A disciplina de literatura cearense teve um
rendimento de aprendizado muito ampliado e proveitoso para todos os acadêmicos.
Mostrou a importância da literatura no mundo contemporâneo e os grandes
escritores que fazem parte da literatura regional do nosso estado. Até porque A cultura do Ceará é diversificada e com muitas características
marcantes. O governo estadual criou a Secretaria da Cultura do Ceará, a primeira do Brasil, em 1966. A instituição organiza
e fomenta a cultura cearense e auxilia outras instituições particulares na
manutenção das tradições da população do estado. Vinculado a ela estão: Centro Dragão do Mar de Arte e Cultura, Escola de Artes e Ofícios Thomaz Pompeu Sobrinho, Museu Sacro São José de Ribamar, Museu do Ceará, Museu da Imagem e do Som do Ceará e Theatro
José de Alencar São algumas das principais instituições governamentais
de fomento da cultura cearense.
Outras
instituições culturais importantes são: Academia Cearense de Letras, Conservatório de Música Alberto Nepomuceno, Instituto
do Ceará, Instituto Cultural do Cariri, Museu dos
Inhamuns, Academia Sobralense de Letras.
Tivemos como
base conversar em grupo sobre o ensino da literatura em sala de aula e a sua
importância na vida cultural e discente do aluno.
Até porque O
Ceará é terra de muitos escritores e poetas importantes, podendo-se citar,
dentre muitos outros: José de Alencar, Domingos Olímpio, Rachel de Queiroz, Adolfo Caminha, Antônio Sales, Jáder
Carvalho, Moreira Campos, Gustavo Barroso, Patativa
do Assaré, João Clímaco Bezerra, Ana Miranda etc.
A literatura
cearense foi sempre caracterizada por florescer em torno de grupos literários.
O primeiro desses grupos de desenvolvimento literário foi Os Oiteiros, que, embora mantendo os
padrões típicos do Arcadismo, soube encontrar uma
cor local para descrever o fugere
urbem e o carpe diem
típicos daquela escola.
José de Alencar, nascido em Messejana (hoje anexada como
bairro a Fortaleza), é considerado o principal romancista do Romantismo brasileiro. Suas obras
tornaram-se bastante famosas, especialmente O Guarani, Iracema e Senhora.
No final do
século XIX, surgiu a Padaria
Espiritual, uma agremiação cultural formada por jovens escritores, pintores e
músicos. Marcada pela ironia, irreverência e espírito crítico, bem como por um
"sincretismo" literário, a Padaria Espiritual se expressava por meio
do jornal O Pão. Muitos autores
criticavam as instituições e valores então vigentes. Para alguns críticos
literários e historiadores, a Padaria Espiritual pode ser considerada um
movimento pré-modernista que já apresentava alguns aspectos do Modernismo, que só surgiria com
força em São Paulo quase trinta anos
depois. Assim, de certa forma, o Ceará foi pioneiro em desenvolver uma
literatura irreverente, relativamente informal e sincrética. A Academia Cearense de Letras foi fundada em 1894 e durante muito tempo
foi a principal instituição literária do estado, congregando alguns dos nomes
mais ilustres da literatura estadual. Hoje, existem diversas instituições
similares em todo o Estado do Ceará. A sua criação inspirou, porém, alguns anos
mais tarde, a formação da Academia Brasileira de Letras.

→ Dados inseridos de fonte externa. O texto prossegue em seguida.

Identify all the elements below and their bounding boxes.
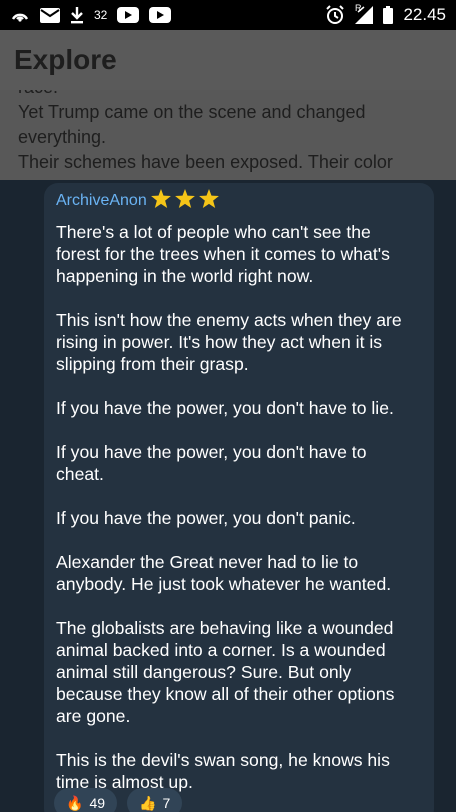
message-line: slipping from their grasp. — [56, 354, 249, 374]
clock: 22.45 — [403, 5, 446, 24]
star-icon — [174, 189, 195, 213]
page-title: Explore — [14, 44, 117, 75]
app-header: Explore — [0, 30, 456, 90]
message-paragraph: If you have the power, you don't have to… — [56, 397, 422, 419]
hotspot-icon — [10, 7, 30, 23]
reaction-fire[interactable]: 🔥 49 — [54, 788, 118, 812]
message-line: happening in the world right now. — [56, 266, 314, 286]
message-paragraph: The globalists are behaving like a wound… — [56, 617, 422, 727]
message-line: animal still dangerous? Sure. But only — [56, 662, 352, 682]
article-line: Their schemes have been exposed. Their c… — [18, 152, 393, 172]
mail-icon — [40, 7, 60, 23]
message-line: The globalists are behaving like a wound… — [56, 618, 394, 638]
message-line: forest for the trees when it comes to wh… — [56, 244, 390, 264]
alarm-icon — [325, 5, 345, 25]
message-paragraph: If you have the power, you don't have to… — [56, 441, 422, 485]
message-bubble[interactable]: ArchiveAnon There's a lot of people who … — [44, 183, 434, 812]
article-line: race. — [18, 90, 438, 100]
article-line: Yet Trump came on the scene and changed — [18, 102, 366, 122]
fire-icon: 🔥 — [66, 794, 84, 811]
message-line: If you have the power, you don't have to… — [56, 398, 394, 418]
author-name[interactable]: ArchiveAnon — [56, 192, 147, 210]
star-icon — [150, 189, 171, 213]
signal-label: R — [354, 3, 362, 13]
message-paragraph: If you have the power, you don't panic. — [56, 507, 422, 529]
download-count: 32 — [94, 8, 108, 22]
message-paragraph: Alexander the Great never had to lie to … — [56, 551, 422, 595]
youtube-icon — [149, 7, 172, 23]
message-line: because they know all of their other opt… — [56, 684, 395, 704]
message-line: animal backed into a corner. Is a wounde… — [56, 640, 386, 660]
battery-icon — [383, 6, 394, 24]
message-paragraph: This is the devil's swan song, he knows … — [56, 749, 422, 793]
reactions-bar: 🔥 49 👍 7 — [54, 788, 183, 812]
download-icon — [70, 6, 84, 24]
thumbs-up-icon: 👍 — [139, 794, 157, 811]
reaction-count: 7 — [162, 795, 171, 811]
message-line: If you have the power, you don't have to — [56, 442, 367, 462]
article-line: everything. — [18, 127, 107, 147]
message-line: This isn't how the enemy acts when they … — [56, 310, 402, 330]
message-line: rising in power. It's how they act when … — [56, 332, 383, 352]
message-line: This is the devil's swan song, he knows … — [56, 750, 390, 770]
status-bar: 32 R 22.45 — [0, 0, 456, 30]
message-author[interactable]: ArchiveAnon — [56, 189, 422, 213]
article-background: race. Yet Trump came on the scene and ch… — [0, 90, 456, 180]
message-paragraph: There's a lot of people who can't see th… — [56, 221, 422, 287]
message-line: Alexander the Great never had to lie to — [56, 552, 359, 572]
message-line: are gone. — [56, 706, 131, 726]
signal-icon: R — [354, 3, 374, 24]
message-line: There's a lot of people who can't see th… — [56, 222, 371, 242]
message-line: If you have the power, you don't panic. — [56, 508, 356, 528]
message-line: anybody. He just took whatever he wanted… — [56, 574, 392, 594]
reaction-count: 49 — [89, 795, 106, 811]
star-icon — [198, 189, 219, 213]
message-paragraph: This isn't how the enemy acts when they … — [56, 309, 422, 375]
youtube-icon — [117, 7, 140, 23]
message-line: cheat. — [56, 464, 104, 484]
message-text: There's a lot of people who can't see th… — [56, 221, 422, 793]
reaction-thumbs-up[interactable]: 👍 7 — [127, 788, 183, 812]
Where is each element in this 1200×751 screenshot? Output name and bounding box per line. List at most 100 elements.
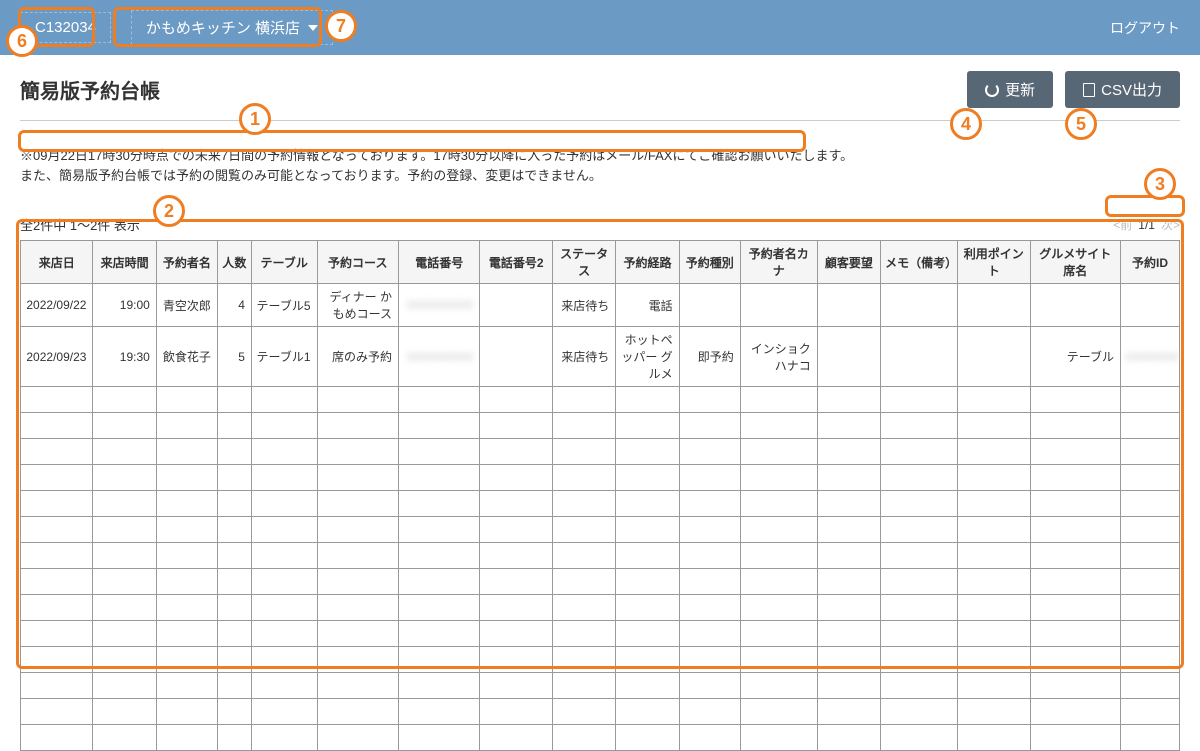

O Modernismo se consolidou no Ceará
por meio do movimento Clã,
fundado nos anos 40, que congregou diversos escritores renomados cearenses:
Moreira Campos, João Clímaco Bezerra, Antônio Girão Barroso, Aluísio Medeiros,
Otacílio Collares, Artur
Eduardo Benevides, Antônio
Martins Filho, Braga Montenegro, Manuel Eduardo Pinheiro Campos, Fran Martins, José
Camelo Ponte, José Stênio Lopes, Milton Dias, Lúcia Fernandes Martins e Mozart
Soriano Aderaldo.
Na década de
70, surgiram outros dois importantes grupos literários no Ceará: O Saco, uma revista artística
inusitada, pois era distribuída com folhas soltas guardadas dentro de um saco;
e o Grupo Siriará, que reuniu
diversos jovens escritores, propondo uma literatura cearense autêntica e
desvinculada dos estereótipos que se estabeleceram na retratação literária do nosso
ambiente.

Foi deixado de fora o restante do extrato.